Die emotionalen Narben des Zweiten Weltkriegs lasten bis heute auf vielen deutschen Familien. Die Folgegeneration trägt diese psychologische Belastung weiter, was oft zu einem nahezu zerstörerischen Druck führt.
Annegret erinnert sich an ihre Kindheit voller schrecklicher Kriegserzählungen ihres Vaters, der als Frontsoldat traumatische Erlebnisse hatte. Während Bombardierungen war die Familie mehrfach evakuiert worden und überlebte in Stollen und Scheunen. Zwei Schulfreunde ihres Vaters kamen bei einem Luftangriff ums Leben. Annegrets Mutter hielt das Thema Krieg zu Hause unter Verschluss, wahrscheinlich aus Angst vor den Belastungen, die ihre Erzählungen mit sich brachten: “Mein Vater war überfordert, und ich war quasi sein Gefäß für diese Geschichten”, sagt Annegret.
Annegrets Eltern wurden in den 1930er Jahren geboren und waren als Kinder während des Krieges stark traumatisiert. Ihr Vater teilte seine Erlebnisse mit Annegret, während ihre Mutter zeitlebens depressive Phasen durchmachte. Um die Familie nicht zusätzlich zu belasten, versuchte Annegret, sich anpassungsfähig und unterstützend zu zeigen.
In der Psychologie nennt man diesen Rollentausch zwischen Kindern und Eltern “Parentifizierung”. Dabei übernehmen Kinder Verantwortlichkeiten für die Familie, oft auf Kosten ihrer eigenen Entwicklung. Dies geschieht vor allem, wenn Eltern an ihre Grenzen stoßen – sei es durch Scheidung, Krankheit oder Trauma. Besonders betroffen waren Menschen, die während oder kurz nach dem Zweiten Weltkrieg aufwuchsen.

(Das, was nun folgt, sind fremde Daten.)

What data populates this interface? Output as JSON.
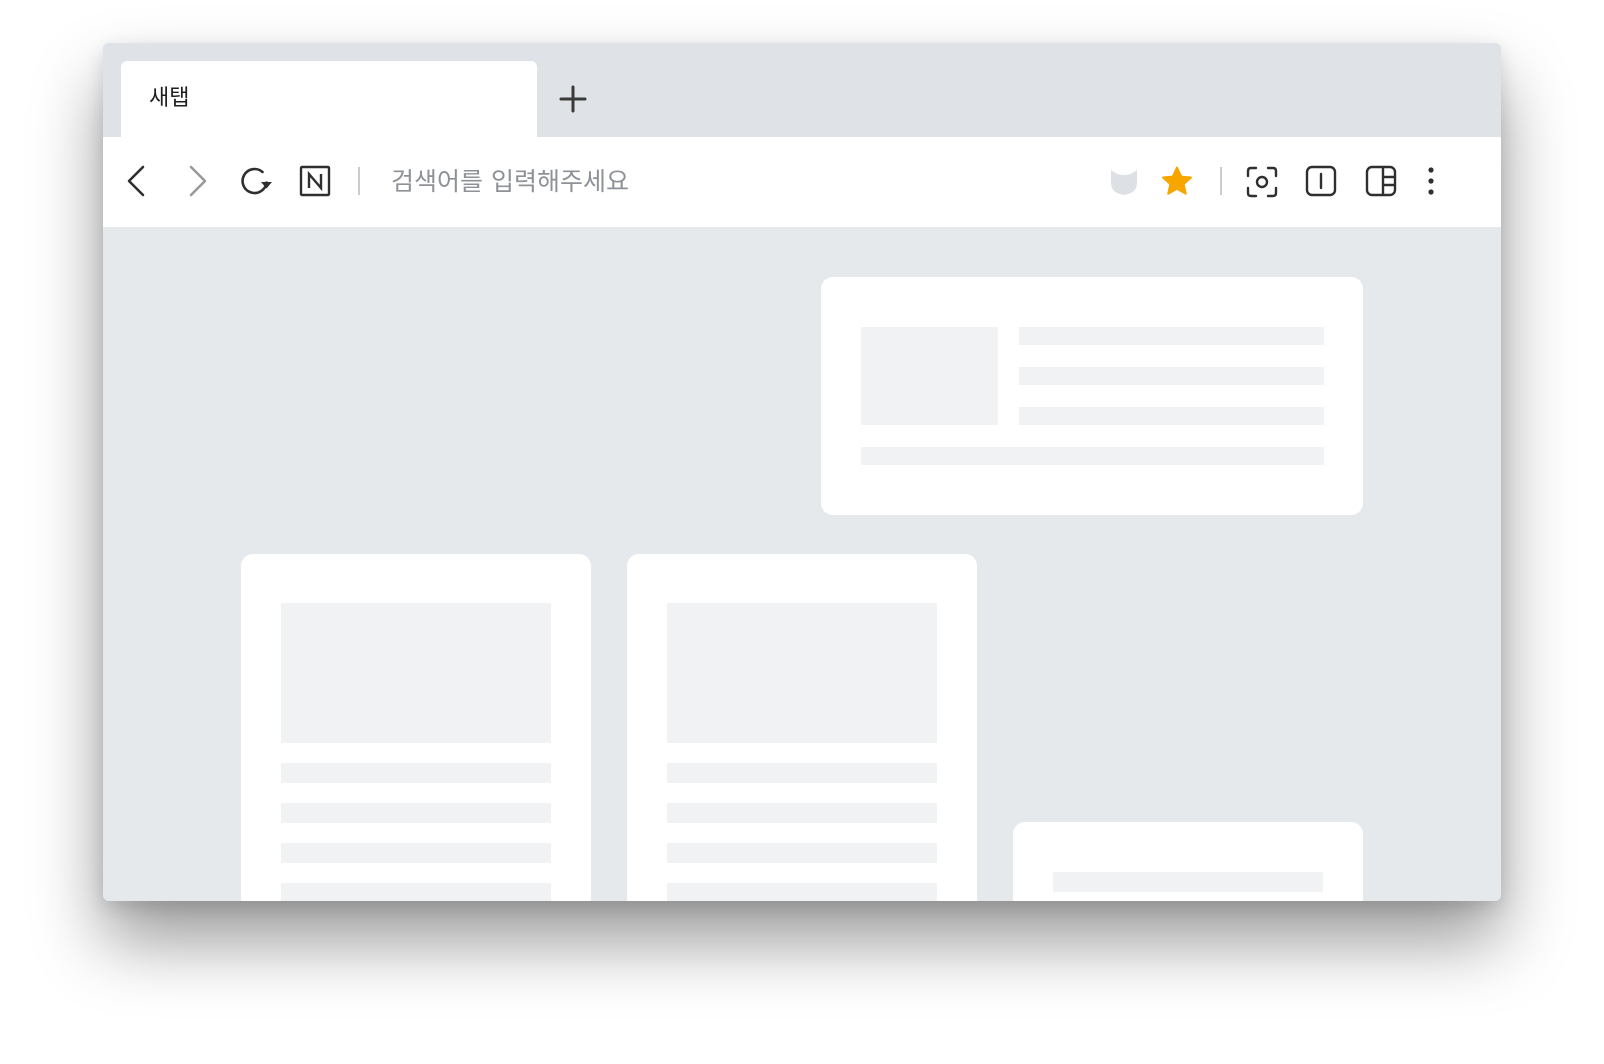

Andreas Maercker, Psychologieprofessor und Traumaforscher von der Universität Zürich, erklärt: “Wenn Kinder ihre depressiven oder traumatisierten Eltern sehen, ist es natürlich, dass sie versuchen, diese zu trösten.” Auch Annegret musste schon als Kind ihre Eltern emotional unterstützen. Diese Dynamik setzte sich auch nach dem Krieg fort und wirkte über Generationen hinweg.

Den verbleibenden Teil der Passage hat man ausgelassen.